On the eve of a major global conference on Somalia, the top United Nations envoy in the war-torn nation urged the world community to provide the needed resources on the military, political and humanitarian fronts now to prevent an even worse scenario from arising.
“If we do not make the right commitments and take the right action in Somalia now, the situation will, sooner or later, force us to act and at a much higher price,” Ahmedou Ould-Abdallah told the Security Council, as he presented Secretary-General Ban Ki-moon’s latest report on the situation in the Horn of Africa nation.
Speaking on the same day that the UN refugee agency called for stepped-up funding to help the hundreds of thousands of people displaced by the fighting in what he called a “horrendous” humanitarian situation, Mr. Ould-Abdallah praised next week’s conference in Istanbul as “an exceptional opportunity to show that Somalia has true friends ready to make a difference…
“This conference is first and foremost a show of political solidarity with the Somali people who have suffered so much and been taken hostage by various groups and individuals,” the envoy said, referring to the gathering to be convened by the Turkish Government and Mr.

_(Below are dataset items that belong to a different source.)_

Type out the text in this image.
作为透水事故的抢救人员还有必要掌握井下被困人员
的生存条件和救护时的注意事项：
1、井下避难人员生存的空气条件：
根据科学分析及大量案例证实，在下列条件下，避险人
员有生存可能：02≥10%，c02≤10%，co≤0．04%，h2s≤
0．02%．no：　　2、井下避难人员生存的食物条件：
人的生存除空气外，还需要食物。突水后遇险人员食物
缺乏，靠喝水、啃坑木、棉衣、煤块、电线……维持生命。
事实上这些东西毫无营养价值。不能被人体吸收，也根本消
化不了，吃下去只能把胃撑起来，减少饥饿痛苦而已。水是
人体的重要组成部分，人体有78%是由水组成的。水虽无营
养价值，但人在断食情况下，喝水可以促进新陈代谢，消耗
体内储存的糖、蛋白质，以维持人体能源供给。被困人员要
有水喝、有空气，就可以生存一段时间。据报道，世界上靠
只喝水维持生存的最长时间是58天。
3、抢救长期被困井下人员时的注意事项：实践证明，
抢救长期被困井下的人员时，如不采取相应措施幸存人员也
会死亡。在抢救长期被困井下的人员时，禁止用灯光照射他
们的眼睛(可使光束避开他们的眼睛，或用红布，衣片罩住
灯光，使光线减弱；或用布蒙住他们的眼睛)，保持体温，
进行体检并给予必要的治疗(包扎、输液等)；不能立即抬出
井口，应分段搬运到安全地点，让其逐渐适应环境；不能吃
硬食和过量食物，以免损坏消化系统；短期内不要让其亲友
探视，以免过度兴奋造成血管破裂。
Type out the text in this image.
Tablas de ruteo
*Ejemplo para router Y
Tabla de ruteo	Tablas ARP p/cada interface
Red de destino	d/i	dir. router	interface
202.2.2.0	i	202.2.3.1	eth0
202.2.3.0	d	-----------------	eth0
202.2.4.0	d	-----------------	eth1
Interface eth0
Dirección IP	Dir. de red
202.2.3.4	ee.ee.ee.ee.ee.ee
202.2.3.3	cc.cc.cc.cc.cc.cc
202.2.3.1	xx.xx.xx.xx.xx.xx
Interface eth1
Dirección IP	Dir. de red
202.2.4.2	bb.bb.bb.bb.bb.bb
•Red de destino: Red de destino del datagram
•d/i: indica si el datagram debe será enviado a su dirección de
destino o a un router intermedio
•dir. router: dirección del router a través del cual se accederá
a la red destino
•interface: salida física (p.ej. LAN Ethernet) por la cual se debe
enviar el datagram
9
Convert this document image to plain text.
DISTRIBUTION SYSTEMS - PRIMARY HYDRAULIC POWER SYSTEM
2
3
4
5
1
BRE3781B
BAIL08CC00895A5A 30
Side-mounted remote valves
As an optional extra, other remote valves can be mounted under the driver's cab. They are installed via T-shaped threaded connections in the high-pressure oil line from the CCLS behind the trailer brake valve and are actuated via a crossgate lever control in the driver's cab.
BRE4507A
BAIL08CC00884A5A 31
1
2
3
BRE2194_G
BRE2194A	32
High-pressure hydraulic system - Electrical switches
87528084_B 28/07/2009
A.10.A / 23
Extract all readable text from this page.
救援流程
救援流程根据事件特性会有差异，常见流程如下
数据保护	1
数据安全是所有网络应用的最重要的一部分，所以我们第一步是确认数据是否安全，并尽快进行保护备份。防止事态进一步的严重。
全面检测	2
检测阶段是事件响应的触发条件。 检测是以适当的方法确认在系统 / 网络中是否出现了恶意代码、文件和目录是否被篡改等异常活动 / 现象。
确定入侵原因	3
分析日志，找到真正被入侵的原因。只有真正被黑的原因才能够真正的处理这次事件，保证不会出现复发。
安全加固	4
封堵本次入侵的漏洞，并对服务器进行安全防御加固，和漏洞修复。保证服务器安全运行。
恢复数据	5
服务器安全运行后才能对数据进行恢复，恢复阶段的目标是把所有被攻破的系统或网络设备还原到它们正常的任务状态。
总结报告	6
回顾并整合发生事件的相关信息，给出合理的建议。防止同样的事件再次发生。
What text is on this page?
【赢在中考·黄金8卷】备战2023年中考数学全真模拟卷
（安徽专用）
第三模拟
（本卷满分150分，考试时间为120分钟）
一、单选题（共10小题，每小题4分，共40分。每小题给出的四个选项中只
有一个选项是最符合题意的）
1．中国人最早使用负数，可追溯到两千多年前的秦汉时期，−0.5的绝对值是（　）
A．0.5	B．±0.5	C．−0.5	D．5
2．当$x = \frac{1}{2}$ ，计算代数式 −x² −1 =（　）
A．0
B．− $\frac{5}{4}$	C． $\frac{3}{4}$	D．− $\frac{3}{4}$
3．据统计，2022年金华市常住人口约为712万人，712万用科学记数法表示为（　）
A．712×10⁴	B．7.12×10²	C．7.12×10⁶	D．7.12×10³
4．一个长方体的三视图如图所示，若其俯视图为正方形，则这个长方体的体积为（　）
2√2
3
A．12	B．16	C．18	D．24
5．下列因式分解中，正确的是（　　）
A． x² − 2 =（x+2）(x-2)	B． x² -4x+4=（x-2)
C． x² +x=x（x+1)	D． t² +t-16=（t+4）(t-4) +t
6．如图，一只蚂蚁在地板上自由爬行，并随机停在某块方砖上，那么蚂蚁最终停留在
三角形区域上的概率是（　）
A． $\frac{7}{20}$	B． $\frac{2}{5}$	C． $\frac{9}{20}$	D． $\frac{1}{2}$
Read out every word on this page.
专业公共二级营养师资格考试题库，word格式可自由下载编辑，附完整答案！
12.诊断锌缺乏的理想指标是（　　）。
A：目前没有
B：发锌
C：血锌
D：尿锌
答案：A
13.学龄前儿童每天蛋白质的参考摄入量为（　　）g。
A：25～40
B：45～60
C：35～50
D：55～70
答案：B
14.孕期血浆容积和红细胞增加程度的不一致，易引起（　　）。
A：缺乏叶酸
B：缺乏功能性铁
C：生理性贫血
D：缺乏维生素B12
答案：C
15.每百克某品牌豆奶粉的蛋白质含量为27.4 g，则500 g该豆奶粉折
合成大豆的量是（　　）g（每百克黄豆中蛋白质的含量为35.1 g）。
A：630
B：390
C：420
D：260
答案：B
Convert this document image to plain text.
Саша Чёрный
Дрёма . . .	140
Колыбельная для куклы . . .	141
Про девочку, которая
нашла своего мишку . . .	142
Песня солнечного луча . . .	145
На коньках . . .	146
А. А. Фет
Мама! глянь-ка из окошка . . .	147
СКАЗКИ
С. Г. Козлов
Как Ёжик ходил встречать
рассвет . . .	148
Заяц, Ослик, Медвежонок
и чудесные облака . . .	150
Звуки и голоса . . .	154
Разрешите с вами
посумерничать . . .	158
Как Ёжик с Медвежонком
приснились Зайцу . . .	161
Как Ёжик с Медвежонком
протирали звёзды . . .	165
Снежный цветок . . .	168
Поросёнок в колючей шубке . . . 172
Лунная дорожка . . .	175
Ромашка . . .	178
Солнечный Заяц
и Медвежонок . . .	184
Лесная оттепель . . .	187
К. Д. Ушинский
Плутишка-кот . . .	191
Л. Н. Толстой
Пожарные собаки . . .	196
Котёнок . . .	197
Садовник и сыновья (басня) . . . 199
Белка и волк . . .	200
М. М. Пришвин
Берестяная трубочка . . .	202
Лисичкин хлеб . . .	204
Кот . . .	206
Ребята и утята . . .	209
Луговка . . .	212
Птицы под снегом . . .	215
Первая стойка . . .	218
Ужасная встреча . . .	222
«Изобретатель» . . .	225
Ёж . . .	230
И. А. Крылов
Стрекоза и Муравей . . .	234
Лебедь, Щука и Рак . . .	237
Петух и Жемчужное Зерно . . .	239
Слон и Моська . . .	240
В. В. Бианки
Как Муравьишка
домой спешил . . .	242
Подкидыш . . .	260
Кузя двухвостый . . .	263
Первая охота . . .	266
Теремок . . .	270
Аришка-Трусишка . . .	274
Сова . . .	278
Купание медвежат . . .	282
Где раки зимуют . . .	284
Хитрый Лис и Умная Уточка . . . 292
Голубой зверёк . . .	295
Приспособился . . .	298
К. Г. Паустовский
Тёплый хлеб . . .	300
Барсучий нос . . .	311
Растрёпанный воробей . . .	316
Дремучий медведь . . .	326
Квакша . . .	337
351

Ban on 22 May.
“It is also a sign of hope sent to Somalis that they are not alone. In addition to addressing security issues and global threats including piracy, the conference will also provide a platform for the Somali private sector, international business and Governments to launch new initiatives for reconstruction and job creation.”
Despite suggestions that it is either too early or too late for such a high level meeting, “we should all recognize that, after years of anarchy, there will never be a right time in Somalia. We have to act, and to act now,” he added of a country that has had no central government and has been torn by factional conflict for nearly two decades.
The top UN political official also stressed the importance of the Istanbul meeting today. “We would not at any time, of course, underestimate the difficulties and the fragility of Somalia but we do believe that progress has been and can be built upon,” Under-Secretary-General for Political Affairs B. Lynn Pascoe told a news conference.
He cited the survival of the Transitional Federal Government (TFG) against numerous attacks, its first steps towards developing its own police and security forces, and the interest it has aroused in the Somali business community and in bringing back investment to the country.
“This effort has to succeed but is clearly going to require determined, sustained efforts by both the Somalis and the international community to make it happen,” he said. “This is where the Istanbul conference fits in. It will give an opportunity to look at how far we’ve come and what still needs to be done. It should help us increase international awareness of what’s at stake in Somalia and increase international commitment to help in a coordinated way.
“It should also help focus the attention of the Somalis themselves, including the TFG, on where they need to step up their efforts.”
On the military front, Mr. Ould-Abdallah called for a big increase in and help for the African Union peacekeeping mission in Somalia (AMISOM), which now numbers less than 7,000 troops, as it carries out its task of protecting the TFG institutions and assisting the needy in the face of violent attacks from Islamic militants. At the same time, the international community should provide equipment and salaries for the TFG’s own nascent forces.
In the political field, he urged the TFG to show unity and a common purpose, calling on the international community to fulfil its commitments, especially by disbursing pledged resources. He noted that the TFG had succeeded in reaching out to other groups committed to peace, signing an accord with Ahlu Sunna Wal Jamaa, a key religious and resistance movement, which could provide a blueprint for future agreements.
“I would like to reiterate that the door of peace is open to all Somalis wishing to end the agony of their country,” stressed Mr. Ould-Abdallah, who serves as the Secretary-General’s Special Representative and head of the UN Political Office for Somalia (UNPOS).
On the humanitarian front, where the situation “remains horrendous” despite the laudable work of the World Food Programme (WFP), the UN Children’s Fund (UNICEF) and other agencies, he called for full cooperation between Governments, development agencies, business associations and non-governmental organizations (NGOs), urging the agencies to again show a physical presence in the violence-shattered land.
“If we want to make a decisive difference, there is no alternative to moving the international community to Mogadishu to be closer to the victims,” he stressed. “The remote control from Nairobi (capital of neighbouring Kenya) is not leading to progress.”
Once this close collaboration is established, it can lead to a major move away from past practices of managing the status quo. “In that context, the Istanbul conference comes at the right time,” Mr. Ould-Abdallah declared. “It shows the Somalis and their leaders that there are personalities, countries and organizations that are genuinely ready and committed to working with them for peace and stability.”
In Geneva today, the UN High Commissioner for Refugees (UNHCR) launched two supplementary appeals totalling $60 million for the nearly 2 million Somalis displaced both inside and outside their country, bringing its total budget for 2010 for Somalia and its four neighbouring countries – Kenya, Yemen, Ethiopia and Djibouti – to nearly $425 million.
“The displacement crisis is worsening with the deterioration of the situation inside Somalia and we need to prepare fast for new and possibly large-scale displacement,” Deputy High Commissioner Alexander Aleinikoff said. “We need to be ready.”